The random graph $\mathbf{G}_{n,p}$ contains a cycle a.a.s. when $p=\frac{1-\theta}{n}$, $\theta\ll 1$

Consider the binomial random graph $\mathbf{G}_{n,p}$ and let $P=P_{n,p}$ denote the probability that it contains a cycle. When $p=\frac{c}{n}$ for a constant $0<c<1$, there exists a constant $q=q(c)<1$ such that $P<q$ (for every $n$). That is, $P$ is asymptotically "bounded away" from $1$. This can be easily proved via FKG inequality, which shows $P\leq e^{-\mu}$ where $\mu$ is the expected number of cycles.

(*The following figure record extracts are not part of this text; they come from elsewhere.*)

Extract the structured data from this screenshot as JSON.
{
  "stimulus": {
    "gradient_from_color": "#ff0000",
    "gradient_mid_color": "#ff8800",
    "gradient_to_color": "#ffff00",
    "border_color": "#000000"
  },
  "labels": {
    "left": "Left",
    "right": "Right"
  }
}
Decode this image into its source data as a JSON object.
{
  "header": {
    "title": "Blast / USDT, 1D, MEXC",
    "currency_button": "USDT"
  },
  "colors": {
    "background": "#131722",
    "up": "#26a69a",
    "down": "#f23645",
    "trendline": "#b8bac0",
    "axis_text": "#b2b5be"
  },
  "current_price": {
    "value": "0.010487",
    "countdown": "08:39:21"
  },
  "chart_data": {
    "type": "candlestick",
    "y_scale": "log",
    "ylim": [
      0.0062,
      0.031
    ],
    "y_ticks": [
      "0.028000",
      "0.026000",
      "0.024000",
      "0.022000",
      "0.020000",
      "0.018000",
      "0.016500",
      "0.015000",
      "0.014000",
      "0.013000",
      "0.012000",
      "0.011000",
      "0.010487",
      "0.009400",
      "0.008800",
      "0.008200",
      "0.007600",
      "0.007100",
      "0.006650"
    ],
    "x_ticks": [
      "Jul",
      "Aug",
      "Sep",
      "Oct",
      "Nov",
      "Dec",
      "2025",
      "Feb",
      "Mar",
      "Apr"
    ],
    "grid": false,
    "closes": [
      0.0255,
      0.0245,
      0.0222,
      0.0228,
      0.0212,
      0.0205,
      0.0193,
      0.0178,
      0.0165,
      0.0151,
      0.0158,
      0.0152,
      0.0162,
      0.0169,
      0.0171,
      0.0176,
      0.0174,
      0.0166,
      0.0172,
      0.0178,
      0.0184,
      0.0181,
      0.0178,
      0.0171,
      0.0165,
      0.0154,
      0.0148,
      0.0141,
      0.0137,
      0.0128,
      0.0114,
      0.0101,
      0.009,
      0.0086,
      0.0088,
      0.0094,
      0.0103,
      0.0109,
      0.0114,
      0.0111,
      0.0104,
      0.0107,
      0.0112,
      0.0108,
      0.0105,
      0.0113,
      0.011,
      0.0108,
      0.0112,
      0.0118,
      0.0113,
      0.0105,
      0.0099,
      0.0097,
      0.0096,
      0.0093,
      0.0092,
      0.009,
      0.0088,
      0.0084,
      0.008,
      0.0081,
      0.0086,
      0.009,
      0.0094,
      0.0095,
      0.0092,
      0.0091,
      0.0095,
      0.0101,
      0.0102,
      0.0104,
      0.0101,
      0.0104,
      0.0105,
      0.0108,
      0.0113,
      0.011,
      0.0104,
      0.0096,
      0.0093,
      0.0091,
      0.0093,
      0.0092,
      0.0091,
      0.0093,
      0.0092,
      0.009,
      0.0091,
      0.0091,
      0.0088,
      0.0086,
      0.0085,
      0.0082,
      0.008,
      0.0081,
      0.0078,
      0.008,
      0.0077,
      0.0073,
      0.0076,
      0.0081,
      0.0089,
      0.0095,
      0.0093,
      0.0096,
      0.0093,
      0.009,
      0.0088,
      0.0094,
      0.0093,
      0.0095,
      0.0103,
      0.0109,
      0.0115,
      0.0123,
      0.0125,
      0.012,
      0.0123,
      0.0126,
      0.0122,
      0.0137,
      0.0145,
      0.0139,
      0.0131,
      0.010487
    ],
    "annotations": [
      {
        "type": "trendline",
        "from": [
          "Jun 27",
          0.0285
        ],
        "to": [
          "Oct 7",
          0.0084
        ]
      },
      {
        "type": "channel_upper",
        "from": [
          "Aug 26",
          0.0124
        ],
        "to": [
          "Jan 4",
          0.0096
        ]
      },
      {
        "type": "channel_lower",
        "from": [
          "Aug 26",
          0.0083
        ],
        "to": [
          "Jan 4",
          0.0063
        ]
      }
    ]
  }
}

Now consider $p=\frac{1-\theta}{n}$, $\theta\ll 1$. I'm interested in a proof that $P\rightarrow 1$ as $n\rightarrow\infty$ in this case. I was trying Janson's inequality, which gives $1-P\leq e^{-\mu+\frac{\Delta}{2}}$. Here $\mu$ is as before: $$\mu = \sum_{C}\mathbb{P}(C\subseteq \mathbf{G}_{n,p})$$ (summing over all potential cycles) and $$\Delta = \sum_{C,C':E(C)\cap E(C')\neq\emptyset}\mathbb{P}(C,C'\subseteq \mathbf{G}_{n,p}).$$ Obviously we need $\Delta=o(\mu)$ but I find it problematic to prove here. The contribution to $\Delta$ from the summands of long cycles causes problems, since the huge amount of summands seems to "win" over the fact that each of them is now smaller. [I don't fully elaborate here so the question won't be too long, but you can ask me about what I know in the comments].

I couldn't find any source that deals with this question (elementarily), so either sources, ideas or suggestions of other approaches will be welcomed.


Solution 1:

A possible strategy: let $X_\ell$ be the number of $\ell$-cycles in $G(n,p)$. We can try to prove that for $p = \frac cn$, $0 < c< 1$, and for any constant $\ell$, the random variables $X_3, X_4, \dots, X_\ell$ asymptotically approach independent Poisson random variables as $n \to \infty$.

How might we do this? It is a variation of the method of moments for showing that a single random variable is asymptotically Poisson. There's two aspects to this method:

  1. The probability theory: if we want to show that $X_3$ approaches a $\text{Poisson}(\frac{c^3}{6})$ random variable, it is enough to check that for any constant $k$, $\mathbb E[\binom{X_3}{k}] \to \frac{(c^3/6)^k}{k!}$ as $n \to \infty$: the value we'd expect from the $\text{Poisson}(\frac{c^3}{6})$ distribution.
  2. The combinatorics: $\mathbb E[\binom{X_3}{k}]$ is counting the expected number of sets of $k$ $3$-cycles in $G(n,p)$. We get $\frac{(c^3/6)^k}{k!}$ because the main contribution is from sets of $k$ edge-disjoint $3$-cycles.

To prove that the random variables are independent in the limit, we should do a similar computation: for any constant $k_3, k_4, \dots, k_\ell$, verify that $$ \mathbb E\left[\binom{X_3}{k_3} \binom{X_4}{k_4} \cdots \binom{X_\ell}{k_\ell}\right] $$ approaches as $n \to \infty$ the value we'd expect from independent Poisson random variables. This expected value is counting the expected number of ways to choose $k_3$ $3$-cycles, $k_4$ $4$-cycles, ..., $k_\ell$ $\ell$-cycles from $G(n,p)$. This sounds daunting, but once again the main contribution is from sets of edge-disjoint (in fact, vertex-disjoint) cycles.


Anyway, once that is done, we have $$ \lim_{n \to \infty} \Pr[X_3 = X_4 = \dots = X_\ell = 0] = \exp\left(-\frac{c^3}{6} - \frac{c^4}{8} - \dots - \frac{c^{\ell}}{2\ell}\right). $$ This limit can be made arbitrarily close to $0$ by choosing a constant $c$ close enough to $1$, and a constant $\ell$ sufficiently large.

Let $P(c) = \lim_{n \to \infty} P_{n,c/n}$: the limiting probability that $G(n,\frac cn)$ contains a cycle. For any constant $\ell$, the limit above is a lower bound on $1-P(c)$. By monotonicity of having a cycle, we know that $P(c)$ is an increasing function of $c$. Since for $c<1$ but sufficiently close to $1$, we can make $P(c)$ arbitrarily close to $1$, then $P(1)$ can only be $1$.